Words and pic Maurice Hope
Old-time traditional fare learnt either through searching through music’s archives or from friends, the young American act Anna & Elizabeth certainly brought something different & warm to the Cluny2 and Jumpin’ Hot Club on a cold early winter’s evening.
With Elizabeth performing on banjo, guitar and fiddle to go with vocals and Anna (who learnt some of her work from Ginny Hawker) digging deep on both lead and harmony vocals and banjo, and operating what for many folks was a ‘first experience’ of seeing a Crankie in operation.
What is a Crankie you may ask? Well, it is a hand-operated contraption that loaded with a picture roll, serves as a movie screen. The highlight of the evening was when all lights were turned off, and it was seen in all its glory. Magical.
With the paper screen illuminated, the story of childhood friend “Miss Lella” was sampled, in both spoken word and pictures. Anna carefully wound on the roll as Elizabeth played fiddle and both spoke of the old lady’s life and a bygone era. You could not fail but be intrigued, and impressed by the duo’s ingenuity and the captivating fashion they led the audience through the songs.
Talk about a surreal experience, this one certainly fits the bill. Looking like they had either come from the prairie or wheat fields of Kansas without bothering to change clothes, the girls charmed the audience with a studied entertaining set.
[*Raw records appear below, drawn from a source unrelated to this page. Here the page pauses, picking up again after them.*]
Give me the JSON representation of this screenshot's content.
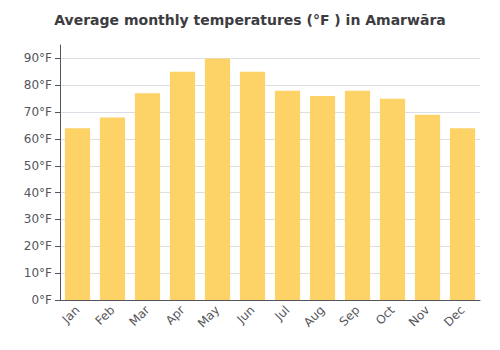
{
  "chart_data": {
    "type": "bar",
    "title": "Average monthly temperatures (°F ) in Amarwāra",
    "categories": [
      "Jan",
      "Feb",
      "Mar",
      "Apr",
      "May",
      "Jun",
      "Jul",
      "Aug",
      "Sep",
      "Oct",
      "Nov",
      "Dec"
    ],
    "values": [
      64,
      68,
      77,
      85,
      90,
      85,
      78,
      76,
      78,
      75,
      69,
      64
    ],
    "color": "#FDD267",
    "ylim": [
      0,
      95
    ],
    "yticks": [
      {
        "value": 0,
        "label": "0°F"
      },
      {
        "value": 10,
        "label": "10°F"
      },
      {
        "value": 20,
        "label": "20°F"
      },
      {
        "value": 30,
        "label": "30°F"
      },
      {
        "value": 40,
        "label": "40°F"
      },
      {
        "value": 50,
        "label": "50°F"
      },
      {
        "value": 60,
        "label": "60°F"
      },
      {
        "value": 70,
        "label": "70°F"
      },
      {
        "value": 80,
        "label": "80°F"
      },
      {
        "value": 90,
        "label": "90°F"
      }
    ],
    "grid": true
  }
}
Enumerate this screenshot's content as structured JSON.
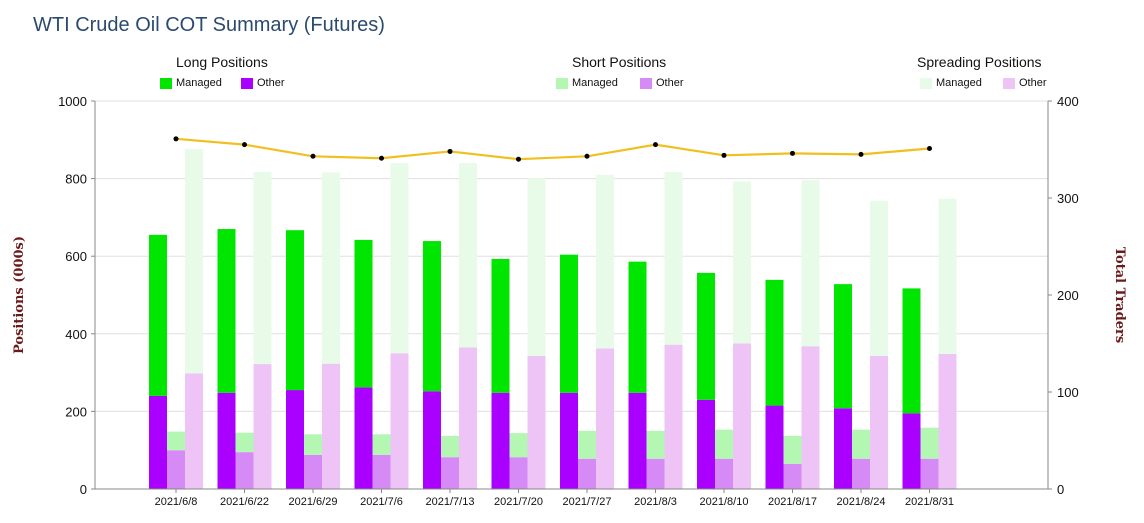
{
  "chart_data": {
    "type": "bar",
    "title": "WTI Crude Oil COT Summary (Futures)",
    "ylabel_left": "Positions (000s)",
    "ylabel_right": "Total Traders",
    "ylim_left": [
      0,
      1000
    ],
    "ylim_right": [
      0,
      400
    ],
    "yticks_left": [
      "0",
      "200",
      "400",
      "600",
      "800",
      "1000"
    ],
    "yticks_right": [
      "0",
      "100",
      "200",
      "300",
      "400"
    ],
    "grid": true,
    "legend_placement": "top",
    "legend_groups": [
      {
        "title": "Long Positions",
        "items": [
          {
            "label": "Managed",
            "color": "#00e600"
          },
          {
            "label": "Other",
            "color": "#aa00ff"
          }
        ]
      },
      {
        "title": "Short Positions",
        "items": [
          {
            "label": "Managed",
            "color": "#b3f7b3"
          },
          {
            "label": "Other",
            "color": "#d58af5"
          }
        ]
      },
      {
        "title": "Spreading Positions",
        "items": [
          {
            "label": "Managed",
            "color": "#e8fbe8"
          },
          {
            "label": "Other",
            "color": "#eec4f7"
          }
        ]
      }
    ],
    "categories": [
      "2021/6/8",
      "2021/6/22",
      "2021/6/29",
      "2021/7/6",
      "2021/7/13",
      "2021/7/20",
      "2021/7/27",
      "2021/8/3",
      "2021/8/10",
      "2021/8/17",
      "2021/8/24",
      "2021/8/31"
    ],
    "series": [
      {
        "group": "long",
        "part": "other",
        "color": "#aa00ff",
        "values": [
          240,
          248,
          255,
          262,
          252,
          248,
          248,
          248,
          230,
          215,
          208,
          195
        ]
      },
      {
        "group": "long",
        "part": "managed",
        "color": "#00e600",
        "values": [
          415,
          422,
          412,
          380,
          387,
          345,
          356,
          338,
          327,
          324,
          320,
          322
        ]
      },
      {
        "group": "short",
        "part": "other",
        "color": "#d58af5",
        "values": [
          100,
          95,
          88,
          88,
          82,
          82,
          78,
          78,
          78,
          65,
          78,
          78
        ]
      },
      {
        "group": "short",
        "part": "managed",
        "color": "#b3f7b3",
        "values": [
          48,
          50,
          53,
          53,
          55,
          62,
          72,
          72,
          75,
          72,
          75,
          80
        ]
      },
      {
        "group": "spreading",
        "part": "other",
        "color": "#eec4f7",
        "values": [
          298,
          322,
          323,
          350,
          365,
          343,
          362,
          372,
          375,
          368,
          343,
          348
        ]
      },
      {
        "group": "spreading",
        "part": "managed",
        "color": "#e8fbe8",
        "values": [
          578,
          495,
          493,
          490,
          475,
          458,
          448,
          445,
          418,
          428,
          400,
          400
        ]
      }
    ],
    "line": {
      "axis": "right",
      "color": "#f0c020",
      "values": [
        361,
        355,
        343,
        341,
        348,
        340,
        343,
        355,
        344,
        346,
        345,
        351
      ]
    }
  }
}
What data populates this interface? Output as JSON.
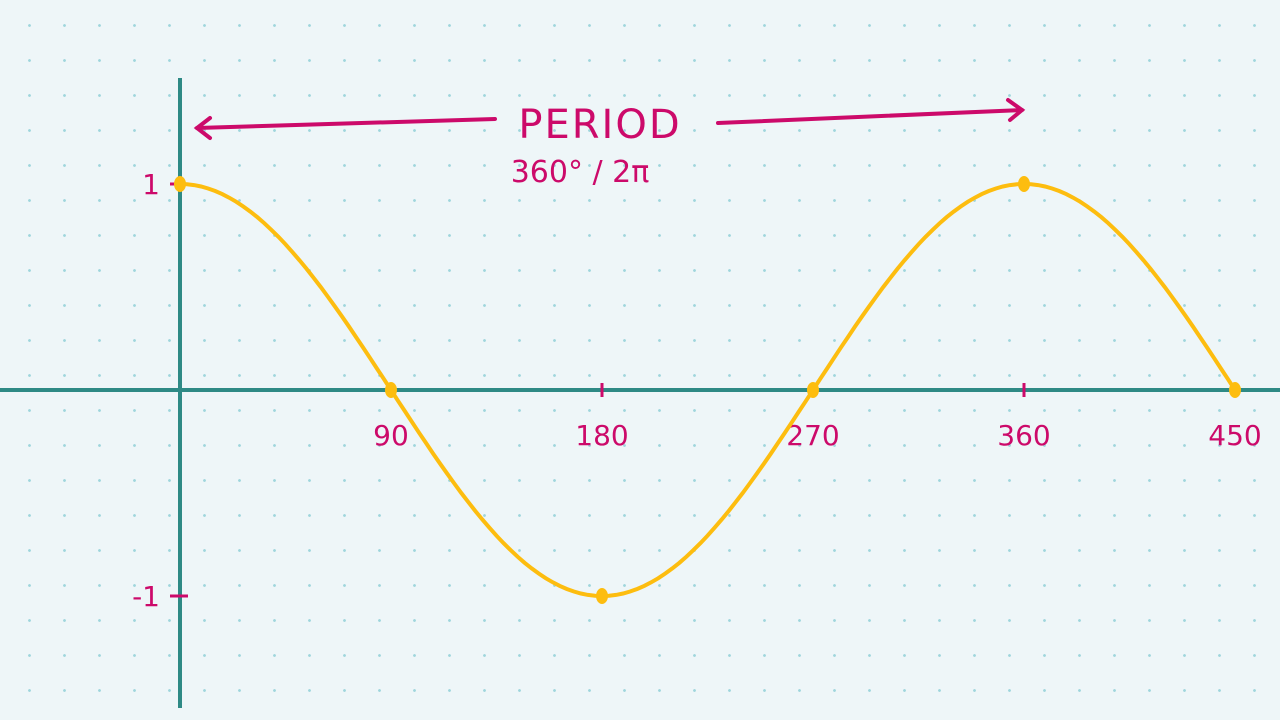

From opening piece “Goin’ Across The Mountain” on through the likes of the above noted, “Miss Lella” and old favourites among followers of the traditional mountain music “Don’t Let Me Die In The Storm” and “John Of Hazelgreen” (like a good many songs of the idiom it is known to some under another title) this really was first class entertainment. Such was the continuous interchange of instruments and vocal permutation the audience never knew what to expect next, other than it was set to be good.
Anna & Elizabeth’s thirst to ensure the old songs of West Virginia, North Carolina and Appalachian mountains and of small communities isn’t lost won a place in my heart. The image of Elizabeth bobbing up and down as she played her acoustic guitar and the girls harmonising, and of course the star of the gig, the Crankie will remain with me for a long long time. May my wait to see them again be short. For their encore, they walked among the audience to perform. At which point, Elizabeth rushed off to their car for the merchandise people demanded.
Opening the evening was local act, Rhoda Dalling. A huge talent in the making, she played exquisite fiddle and claw-hammer banjo in enthralling fashion. Streamlined into old scratchy North Carolina fiddle tunes and Appalachia based-tunes in general her efforts dovetailed nicely. Rhona Dalling’s finest included a version of Cahalen Morrison and Eli West’s “My Bloody Heart”, and with her speaking highly of the duo and Morrison’s latest venture, Western Centuries there’s no doubting the young lady has excellent taste.